Das Denken lässt sich nicht festmachen, es befindet sich stets im Fluss und schließt und öffnet gleichermaßen alte und neue Fragen. Es festmachen zu versuchen, verfehlt völlig die Bemühung nach dessen Richtigkeit. Denken an sich kann nicht falsch sein, vielmehr kann es wegen mangelnder Gründlichkeit fehlerhaft sein. Denkfehler kommen zum Vorschein erst durch die Inkonsequenz. Mangelnder Tiefsinn macht in der Philosophie mehr Not als falsches Denken an sich.
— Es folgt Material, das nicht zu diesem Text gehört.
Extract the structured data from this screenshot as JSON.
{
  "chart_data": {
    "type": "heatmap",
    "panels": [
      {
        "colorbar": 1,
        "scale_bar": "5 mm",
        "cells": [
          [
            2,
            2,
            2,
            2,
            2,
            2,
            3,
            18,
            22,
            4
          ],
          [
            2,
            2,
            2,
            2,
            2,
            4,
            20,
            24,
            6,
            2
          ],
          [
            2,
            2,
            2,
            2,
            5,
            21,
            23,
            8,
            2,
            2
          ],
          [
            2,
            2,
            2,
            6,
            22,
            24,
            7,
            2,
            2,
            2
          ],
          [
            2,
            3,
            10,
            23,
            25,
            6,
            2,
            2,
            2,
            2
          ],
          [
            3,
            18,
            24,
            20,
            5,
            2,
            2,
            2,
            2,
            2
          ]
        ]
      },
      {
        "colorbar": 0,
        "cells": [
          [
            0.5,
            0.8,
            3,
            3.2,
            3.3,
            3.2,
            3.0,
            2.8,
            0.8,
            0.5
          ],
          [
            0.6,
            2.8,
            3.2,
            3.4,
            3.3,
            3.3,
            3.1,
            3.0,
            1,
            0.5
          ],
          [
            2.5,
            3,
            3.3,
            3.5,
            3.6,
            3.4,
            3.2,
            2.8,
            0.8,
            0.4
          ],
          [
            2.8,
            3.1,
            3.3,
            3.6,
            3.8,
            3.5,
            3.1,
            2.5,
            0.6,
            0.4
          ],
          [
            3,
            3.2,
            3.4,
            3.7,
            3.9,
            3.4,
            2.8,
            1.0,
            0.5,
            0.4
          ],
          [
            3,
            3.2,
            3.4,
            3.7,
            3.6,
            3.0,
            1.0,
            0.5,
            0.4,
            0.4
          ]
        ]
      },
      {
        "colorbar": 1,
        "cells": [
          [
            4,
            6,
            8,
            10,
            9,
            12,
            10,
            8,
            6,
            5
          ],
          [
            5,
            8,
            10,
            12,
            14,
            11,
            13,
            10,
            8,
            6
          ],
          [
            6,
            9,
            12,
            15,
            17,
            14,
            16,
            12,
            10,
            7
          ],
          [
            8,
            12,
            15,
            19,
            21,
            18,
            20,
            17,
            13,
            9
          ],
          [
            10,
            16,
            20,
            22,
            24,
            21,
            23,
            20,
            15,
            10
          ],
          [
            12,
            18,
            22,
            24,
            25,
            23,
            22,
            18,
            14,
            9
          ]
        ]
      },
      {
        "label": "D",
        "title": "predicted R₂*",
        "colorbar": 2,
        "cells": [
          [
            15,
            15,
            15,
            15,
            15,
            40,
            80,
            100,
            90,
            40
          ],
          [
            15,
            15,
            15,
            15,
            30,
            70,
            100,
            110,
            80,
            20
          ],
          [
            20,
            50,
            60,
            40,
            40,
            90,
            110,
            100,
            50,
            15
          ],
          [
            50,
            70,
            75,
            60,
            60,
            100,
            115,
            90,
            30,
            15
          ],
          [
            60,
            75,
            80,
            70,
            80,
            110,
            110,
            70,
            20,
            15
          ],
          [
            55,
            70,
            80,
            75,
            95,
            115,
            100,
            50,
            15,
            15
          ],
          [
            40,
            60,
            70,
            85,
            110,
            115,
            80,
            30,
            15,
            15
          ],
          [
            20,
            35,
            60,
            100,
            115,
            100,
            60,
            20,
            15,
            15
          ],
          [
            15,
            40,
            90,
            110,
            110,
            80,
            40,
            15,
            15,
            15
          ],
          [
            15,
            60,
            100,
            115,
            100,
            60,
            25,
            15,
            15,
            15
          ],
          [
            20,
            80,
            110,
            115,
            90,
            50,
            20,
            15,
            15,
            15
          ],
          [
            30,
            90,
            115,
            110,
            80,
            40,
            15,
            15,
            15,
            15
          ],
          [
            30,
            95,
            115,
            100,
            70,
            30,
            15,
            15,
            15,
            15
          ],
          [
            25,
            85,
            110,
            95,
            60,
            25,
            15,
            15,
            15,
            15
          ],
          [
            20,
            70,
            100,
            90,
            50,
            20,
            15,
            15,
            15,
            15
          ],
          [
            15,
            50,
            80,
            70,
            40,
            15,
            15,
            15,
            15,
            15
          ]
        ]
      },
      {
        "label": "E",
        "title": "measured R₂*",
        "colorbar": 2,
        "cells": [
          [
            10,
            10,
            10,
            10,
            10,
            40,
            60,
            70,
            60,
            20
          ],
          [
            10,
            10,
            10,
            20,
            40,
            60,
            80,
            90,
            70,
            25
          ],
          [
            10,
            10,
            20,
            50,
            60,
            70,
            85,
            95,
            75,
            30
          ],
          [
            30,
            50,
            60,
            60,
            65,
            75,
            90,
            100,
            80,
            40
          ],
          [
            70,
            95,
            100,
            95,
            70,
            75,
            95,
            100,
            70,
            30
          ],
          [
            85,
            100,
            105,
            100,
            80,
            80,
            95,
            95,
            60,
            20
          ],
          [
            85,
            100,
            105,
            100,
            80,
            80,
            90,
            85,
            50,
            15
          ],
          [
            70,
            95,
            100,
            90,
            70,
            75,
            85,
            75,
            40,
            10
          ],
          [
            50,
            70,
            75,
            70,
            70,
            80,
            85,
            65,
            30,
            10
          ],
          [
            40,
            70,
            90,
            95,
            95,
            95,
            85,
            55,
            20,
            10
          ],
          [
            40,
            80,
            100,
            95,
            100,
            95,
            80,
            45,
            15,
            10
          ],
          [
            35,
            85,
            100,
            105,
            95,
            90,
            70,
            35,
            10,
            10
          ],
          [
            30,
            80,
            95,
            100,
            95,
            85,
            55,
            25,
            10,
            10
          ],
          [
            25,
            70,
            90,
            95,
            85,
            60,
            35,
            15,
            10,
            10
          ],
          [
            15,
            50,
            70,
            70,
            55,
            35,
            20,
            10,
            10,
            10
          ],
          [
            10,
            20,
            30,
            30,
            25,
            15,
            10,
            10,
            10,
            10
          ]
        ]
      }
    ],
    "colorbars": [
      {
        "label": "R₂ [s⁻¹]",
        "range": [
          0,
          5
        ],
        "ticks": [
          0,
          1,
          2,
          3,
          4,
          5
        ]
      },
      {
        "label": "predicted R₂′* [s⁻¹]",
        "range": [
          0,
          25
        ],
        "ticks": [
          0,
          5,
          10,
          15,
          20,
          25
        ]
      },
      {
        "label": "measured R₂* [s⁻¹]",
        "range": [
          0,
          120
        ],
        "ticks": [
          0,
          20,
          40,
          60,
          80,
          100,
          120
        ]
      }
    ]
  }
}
In dem Spannungsfeld von Einheit und Vielfalt tendiert die Philosophie dazu, mehrdeutig zu sein. Es wäre nämlich ein Jammer, wenn man nur eine einzige Auslegung der Philosophie kennen und sich ausschließlich nach dieser richten würde, denn das würde eine Manipulation des Menschen sondergleichen bedeuten. Und doch, je oberflächlicher das Verständnis der fass- und unfassbaren Mitwelt ist, umso mehr wird dazu tendiert, wenigstens das Handeln zu manipulieren. Eindeutigkeit ist immer ein Werkzeug der Manipulation, wenn man einmal von der Technik absieht. In Anbetracht dessen ist also die eigentliche Herausforderung der Philosophie nicht, die Profilierung des richtigen Denkens zu betreiben. Vielmehr kristallisiert sich das richtige Denken erst in der Tiefsinnigkeit und Gründlichkeit.